Lu xingou carinhosamente, colocou a fita no aparelho. Entre chiados, ouviu-se o som de um violão e voz.

As músicas eram rústicas, cruas, sem qualquer produção. Ele manteve o semblante impassível, trocando de faixa após cada execução.

Wang Hu não tinha grandes expectativas. Quando terminou, perguntou: “Viu algo que valha a pena?”

“A penúltima.”

“A penúltima? ‘Assim te Amo’...”

Wang Hu retrocedeu a fita: “Eu te amo, amo você, como um rato ama o arroz. Não importa a tempestade, sempre estarei ao seu lado...”

“Você comprou essas músicas?”

“Ainda não, sem sua opinião eu não arriscaria, mil reais ainda é dinheiro.”

“Pare de me bajular. Como se chama o compositor?”

“Yang Chengang. Antes escrevia rock, mas ninguém aceitava; agora está em bares de Wuhan.”

“Certo, essa dá pra trabalhar, o resto é descartável.”

“Uma já está ótimo.”

Wang Hu agradeceu, surpreso, e se despediu.

Lu Zhongqiang ficou sozinho no estúdio, refletindo sobre a canção. Letra simples, melodia fácil, popular — um exemplo típico de música pegajosa, perfeita para as exigências de Yao Yuan.

Ajudar Wang Hu era um gesto de apoio, mas não o impedia de agir por conta própria.

Pesquisando no banco de dados da Warner, confirmou que Yang Chengang já havia enviado algumas músicas de rock, todas rejeitadas.

Pensativo, ligou para Yao Yuan.

...

Wang Hu, que jantava tranquilamente, acabou sendo surpreendido por um “golpe de sorte”.

Enquanto isso, Yang Chengang chegava à capital.

Ainda surpreso, pensava: “Eu, um cantor de bar de Wuhan, como vim parar aqui?”

Ele pouco se importava com como sua música chegara às mãos dos outros, contanto que recebesse o pagamento. Para um compositor desconhecido, o preço comum era de mil a dois mil por canção; o Diretor Yao foi generoso, pagou quatro mil e ainda cobriu as despesas de viagem.

O contrato previa a cessão total e definitiva dos direitos.

O processo era burocrático — além de um contrato completo, várias assinaturas e até uma foto segurando o documento.

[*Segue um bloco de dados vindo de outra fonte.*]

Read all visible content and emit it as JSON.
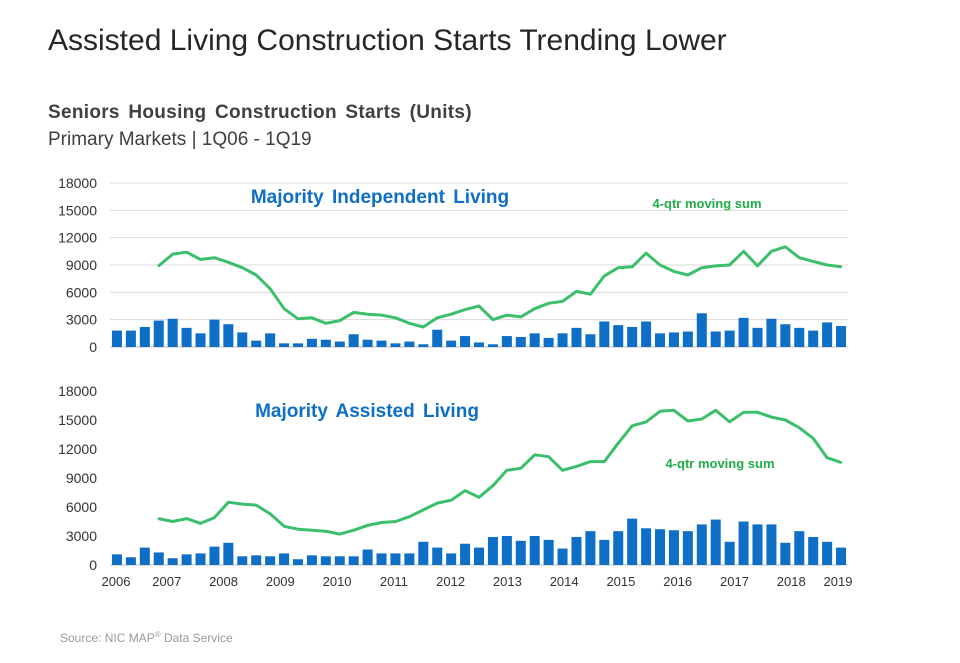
{
  "page": {
    "title": "Assisted Living Construction Starts Trending Lower",
    "chart_title": "Seniors Housing Construction Starts (Units)",
    "chart_subtitle": "Primary Markets | 1Q06 - 1Q19",
    "source_prefix": "Source: NIC MAP",
    "source_sup": "®",
    "source_suffix": " Data Service"
  },
  "colors": {
    "bar": "#0f6fc6",
    "line": "#3cbf6b",
    "panel_label": "#0f6fc6",
    "annotation": "#1fae4a",
    "grid": "#d9d9d9"
  },
  "chart_data": [
    {
      "type": "bar",
      "title": "Majority Independent Living",
      "annotation": "4-qtr moving sum",
      "x_labels": [],
      "ylim": [
        0,
        18000
      ],
      "y_ticks": [
        "0",
        "3000",
        "6000",
        "9000",
        "12000",
        "15000",
        "18000"
      ],
      "grid": true,
      "series": [
        {
          "type": "bar",
          "values": [
            1800,
            1800,
            2200,
            2900,
            3100,
            2100,
            1500,
            3000,
            2500,
            1600,
            700,
            1500,
            400,
            400,
            900,
            800,
            600,
            1400,
            800,
            700,
            400,
            600,
            300,
            1900,
            700,
            1200,
            500,
            300,
            1200,
            1100,
            1500,
            1000,
            1500,
            2100,
            1400,
            2800,
            2400,
            2200,
            2800,
            1500,
            1600,
            1700,
            3700,
            1700,
            1800,
            3200,
            2100,
            3100,
            2500,
            2100,
            1800,
            2700,
            2300
          ]
        },
        {
          "type": "line",
          "start_index": 3,
          "values": [
            8900,
            10200,
            10400,
            9600,
            9800,
            9300,
            8700,
            7900,
            6400,
            4200,
            3100,
            3200,
            2600,
            2900,
            3800,
            3600,
            3500,
            3200,
            2600,
            2200,
            3200,
            3600,
            4100,
            4500,
            3000,
            3500,
            3300,
            4200,
            4800,
            5000,
            6100,
            5800,
            7800,
            8700,
            8800,
            10300,
            9000,
            8300,
            7900,
            8700,
            8900,
            9000,
            10500,
            8900,
            10500,
            11000,
            9800,
            9400,
            9000,
            8800
          ]
        }
      ]
    },
    {
      "type": "bar",
      "title": "Majority Assisted Living",
      "annotation": "4-qtr moving sum",
      "x_labels": [
        "2006",
        "2007",
        "2008",
        "2009",
        "2010",
        "2011",
        "2012",
        "2013",
        "2014",
        "2015",
        "2016",
        "2017",
        "2018",
        "2019"
      ],
      "ylim": [
        0,
        18000
      ],
      "y_ticks": [
        "0",
        "3000",
        "6000",
        "9000",
        "12000",
        "15000",
        "18000"
      ],
      "grid": false,
      "series": [
        {
          "type": "bar",
          "values": [
            1100,
            800,
            1800,
            1300,
            700,
            1100,
            1200,
            1900,
            2300,
            900,
            1000,
            900,
            1200,
            600,
            1000,
            900,
            900,
            900,
            1600,
            1200,
            1200,
            1200,
            2400,
            1800,
            1200,
            2200,
            1800,
            2900,
            3000,
            2500,
            3000,
            2600,
            1700,
            2900,
            3500,
            2600,
            3500,
            4800,
            3800,
            3700,
            3600,
            3500,
            4200,
            4700,
            2400,
            4500,
            4200,
            4200,
            2300,
            3500,
            2900,
            2400,
            1800
          ]
        },
        {
          "type": "line",
          "start_index": 3,
          "values": [
            4800,
            4500,
            4800,
            4300,
            4900,
            6500,
            6300,
            6200,
            5300,
            4000,
            3700,
            3600,
            3500,
            3200,
            3600,
            4100,
            4400,
            4500,
            5000,
            5700,
            6400,
            6700,
            7700,
            7000,
            8200,
            9800,
            10000,
            11400,
            11200,
            9800,
            10200,
            10700,
            10700,
            12600,
            14400,
            14800,
            15900,
            16000,
            14900,
            15100,
            16000,
            14800,
            15800,
            15800,
            15300,
            15000,
            14200,
            13100,
            11100,
            10600
          ]
        }
      ]
    }
  ]
}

“Fique tranquilo, Diretor Yao, quem trabalha nesse ramo respeita a palavra dada. Vendido, está vendido.”

“Confio, mas a formalidade é necessária, é só uma foto.”

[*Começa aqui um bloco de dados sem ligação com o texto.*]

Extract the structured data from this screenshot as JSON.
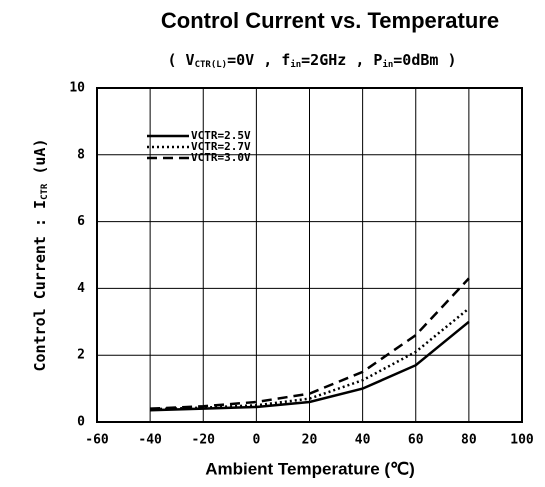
{
  "chart_data": {
    "type": "line",
    "title": "Control Current vs. Temperature",
    "subtitle": [
      "( V",
      "CTR(L)",
      "=0V , f",
      "in",
      "=2GHz , P",
      "in",
      "=0dBm )"
    ],
    "xlabel": "Ambient Temperature (℃)",
    "ylabel": [
      "Control Current : I",
      "CTR",
      " (uA)"
    ],
    "x": [
      -40,
      -20,
      0,
      20,
      40,
      60,
      80
    ],
    "series": [
      {
        "name": "VCTR=2.5V",
        "color": "#000000",
        "style": "solid",
        "values": [
          0.35,
          0.4,
          0.45,
          0.6,
          1.0,
          1.7,
          3.0
        ]
      },
      {
        "name": "VCTR=2.7V",
        "color": "#000000",
        "style": "dotted",
        "values": [
          0.38,
          0.43,
          0.5,
          0.7,
          1.25,
          2.1,
          3.4
        ]
      },
      {
        "name": "VCTR=3.0V",
        "color": "#000000",
        "style": "dashed",
        "values": [
          0.4,
          0.47,
          0.6,
          0.85,
          1.5,
          2.6,
          4.3
        ]
      }
    ],
    "xlim": [
      -60,
      100
    ],
    "xticks": [
      -60,
      -40,
      -20,
      0,
      20,
      40,
      60,
      80,
      100
    ],
    "ylim": [
      0,
      10
    ],
    "yticks": [
      0,
      2,
      4,
      6,
      8,
      10
    ],
    "grid": true,
    "legend": "upper left"
  }
}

Yang Chengang não se importou e obedeceu.

No entanto, ele não era lá grande coisa.

Em 2002, vendeu a Wang Hu algumas músicas, e sob orientação de Lu Zhongqiang, Wang Hu escolheu “Assim te Amo” e fez um contrato inicial.

Com a música em mãos, Wang Hu pediu a um arranjador para produzir, transformando o esboço em produto final, que foi gravado por outro cantor.

Ao saber disso, Yang Chengang insistiu tanto que conseguiu uma cópia, publicou na internet e fez os internautas acreditarem que ele mesmo era o intérprete.

Mais tarde, a música foi rebatizada de “O Rato Ama o Arroz” e explodiu em sucesso, levando Yang Chengang a assinar com uma gravadora.

Nesse meio tempo, ele vendeu a canção pelo menos quatro vezes, provocando disputas judiciais entre diferentes partes. No fim, Wang Hu saiu vitorioso, pois fora o primeiro a assinar contrato.

Casos assim são frequentes no meio musical.

Todos sabem que “O Rato Ama o Arroz” fez fortuna com toques de celular, mas é importante esclarecer: primeiro a música fez sucesso, só depois vieram os downloads de toques, não o contrário.

Yao Yuan poderia gerir essa música ainda melhor, ampliando seu impacto.

Resolvido o contrato, ele despachou Yang Chengang, pensando consigo: “Que sujeito estranho, parece até o Wang Dazhi!”